- La réunion mentale permanente
Dans ma tête, ce n’est jamais silencieux. C’est une salle de réunion avec plusieurs “moi” :
- Le moi raisonnable : “Sois professionnelle.”
- Le moi fatigué : “On pourrait juste… partir?”
- Le moi sarcastique : “Ah oui, excellente idée, répétons la même erreur pour la 12e fois.”
- Le moi dramatique : “C’est la fin. Tout est la fin.”
Et moi, au milieu, qui tente de gérer tout ça comme une direction adjointe de mon propre cerveau.
- Les conversations imaginaires (où je gagne toujours)
Vous savez, ces moments où quelqu’un vous dit quelque chose… et vous répondez calmement. Mais dans votre tête? Vous livrez un discours digne d’un film dramatique, avec musique en arrière-plan, applaudissements et caméra en gros plan.
- Dans ma tête :
“Et en passant, ce que tu viens de dire n’a aucun sens, et voici une analyse brillante en 7 points.”
2. Dans la réalité :
“Ah… oui… je vais y penser.”
- Les jugements instantanés (qu’on garde pour soi… heureusement)
Parfois, je croise quelqu’un et mon cerveau va beaucoup trop vite.
Exemple très réel :
- Je regarde une personne et mon cerveau dit :
“Maudus… il est laid… et en plus il est marié?”

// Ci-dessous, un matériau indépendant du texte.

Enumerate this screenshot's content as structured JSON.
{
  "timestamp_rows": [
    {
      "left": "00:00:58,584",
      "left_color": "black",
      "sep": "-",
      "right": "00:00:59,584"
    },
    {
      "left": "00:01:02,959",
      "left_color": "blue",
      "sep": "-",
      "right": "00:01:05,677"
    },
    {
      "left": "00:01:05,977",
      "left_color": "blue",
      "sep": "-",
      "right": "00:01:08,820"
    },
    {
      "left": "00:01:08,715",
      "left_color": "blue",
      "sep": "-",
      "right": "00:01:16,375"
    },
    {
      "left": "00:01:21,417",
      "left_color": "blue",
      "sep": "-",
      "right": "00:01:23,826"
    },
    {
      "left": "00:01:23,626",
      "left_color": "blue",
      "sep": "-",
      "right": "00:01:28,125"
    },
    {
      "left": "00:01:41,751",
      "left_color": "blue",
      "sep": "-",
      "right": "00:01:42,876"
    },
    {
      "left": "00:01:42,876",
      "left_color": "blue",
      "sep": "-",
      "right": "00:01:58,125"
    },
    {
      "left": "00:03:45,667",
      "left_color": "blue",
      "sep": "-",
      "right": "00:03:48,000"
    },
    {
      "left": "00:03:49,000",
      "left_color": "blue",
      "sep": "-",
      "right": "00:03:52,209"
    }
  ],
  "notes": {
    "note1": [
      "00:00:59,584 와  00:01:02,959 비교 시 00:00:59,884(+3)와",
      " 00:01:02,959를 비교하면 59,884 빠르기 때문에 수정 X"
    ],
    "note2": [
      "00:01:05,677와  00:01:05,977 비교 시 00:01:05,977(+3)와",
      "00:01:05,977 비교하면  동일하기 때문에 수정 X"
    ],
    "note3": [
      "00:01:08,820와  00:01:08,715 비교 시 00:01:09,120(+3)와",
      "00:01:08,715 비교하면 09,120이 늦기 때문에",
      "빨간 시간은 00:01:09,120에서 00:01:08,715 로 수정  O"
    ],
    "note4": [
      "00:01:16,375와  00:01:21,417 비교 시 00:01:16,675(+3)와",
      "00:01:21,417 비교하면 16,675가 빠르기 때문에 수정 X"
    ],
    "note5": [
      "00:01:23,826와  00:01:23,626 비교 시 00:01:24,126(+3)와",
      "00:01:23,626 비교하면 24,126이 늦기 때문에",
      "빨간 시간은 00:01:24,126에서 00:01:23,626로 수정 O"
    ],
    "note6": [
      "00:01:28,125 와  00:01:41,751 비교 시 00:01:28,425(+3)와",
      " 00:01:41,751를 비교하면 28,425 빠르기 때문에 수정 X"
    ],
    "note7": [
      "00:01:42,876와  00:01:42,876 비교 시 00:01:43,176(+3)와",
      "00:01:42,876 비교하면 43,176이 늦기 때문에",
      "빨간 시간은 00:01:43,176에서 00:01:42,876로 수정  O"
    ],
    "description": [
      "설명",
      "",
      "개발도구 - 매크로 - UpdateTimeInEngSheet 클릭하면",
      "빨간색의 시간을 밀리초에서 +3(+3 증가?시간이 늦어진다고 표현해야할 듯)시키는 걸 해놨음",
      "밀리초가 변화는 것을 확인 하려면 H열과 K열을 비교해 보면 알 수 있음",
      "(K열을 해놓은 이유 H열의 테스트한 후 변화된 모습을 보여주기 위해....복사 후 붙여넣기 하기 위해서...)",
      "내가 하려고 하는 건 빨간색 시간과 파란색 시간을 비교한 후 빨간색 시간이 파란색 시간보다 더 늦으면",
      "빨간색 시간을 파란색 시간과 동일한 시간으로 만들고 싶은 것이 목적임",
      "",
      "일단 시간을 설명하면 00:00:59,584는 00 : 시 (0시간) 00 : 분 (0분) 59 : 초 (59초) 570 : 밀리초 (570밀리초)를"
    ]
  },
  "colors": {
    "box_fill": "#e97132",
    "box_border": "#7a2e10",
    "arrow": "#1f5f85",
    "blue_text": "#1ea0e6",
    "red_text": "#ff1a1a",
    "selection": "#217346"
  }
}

2. Et là, immédiatement, mon autre voix intervient :
“PARDON? On se calme. On ne dit pas ça. On pense des choses gentilles.”
Mais c’est trop tard. La pensée est sortie. Elle a fait son petit tour. Elle a pris un café. Heureusement, elle est restée dans ma tête. Parce que sinon… ma vie sociale serait en ruine.
- Les scénarios catastrophes inutiles
Quelqu’un ne me répond pas. Mon cerveau :
- “Il est fâché.”
- “Tu as dit quelque chose de mal.”
- “C’est probablement la fin de cette relation.”
- “Tu devrais déménager et changer d’identité.”
Alors que la personne… est juste en train d'écouter de la musique avec ses airpods.
- Les débats moraux absurdes
Moi, devant le frigo à 22h :
- “Tu n’as pas faim.”
- “Mais c’est du fromage.”
- “Tu viens de manger.”
- “Oui, mais pas DU fromage.”
Et là, débat intense. Argumentaire. Réflexion. Valeurs. Tout ça pour finir avec… un morceau de fromage dans la main.
- Les réponses tardives (toujours trop tard)
Trois heures après une conversation :
“AH! J’aurais dû dire ça!”
Et là, mon cerveau rejoue la scène. Je suis brillante. Rapide. Impressionnante. Mais dans la vraie vie, j’avais juste dit :
“Oui… c’est ça.”
- La version honnête de moi (qui ne sort jamais)
Si on disait vraiment ce qu’on pense :
- “Je t’écoute, mais j’ai décroché depuis 4 minutes.”
- “Je hoche la tête, mais je ne comprends rien.”
- “Je ris… mais je n’ai pas compris la blague.”
- “Je suis fatiguée… mais socialement, je fais semblant d’être une personne fonctionnelle.”
Conclusion : heureusement qu’on a un filtre
Au fond, ces conversations dans notre tête… c’est un peu notre laboratoire humain. On pense à des choses absurdes, drôles, parfois un peu douteuses…mais c’est aussi ce qui nous rend vrais. Parce qu’entre ce qu’on pense, ce qu’on dit… et ce qu’on devrait dire… il y a tout un monde. Et honnêtement? C’est probablement mieux que certaines choses restent… bien tranquilles, dans cette fameuse réunion mentale.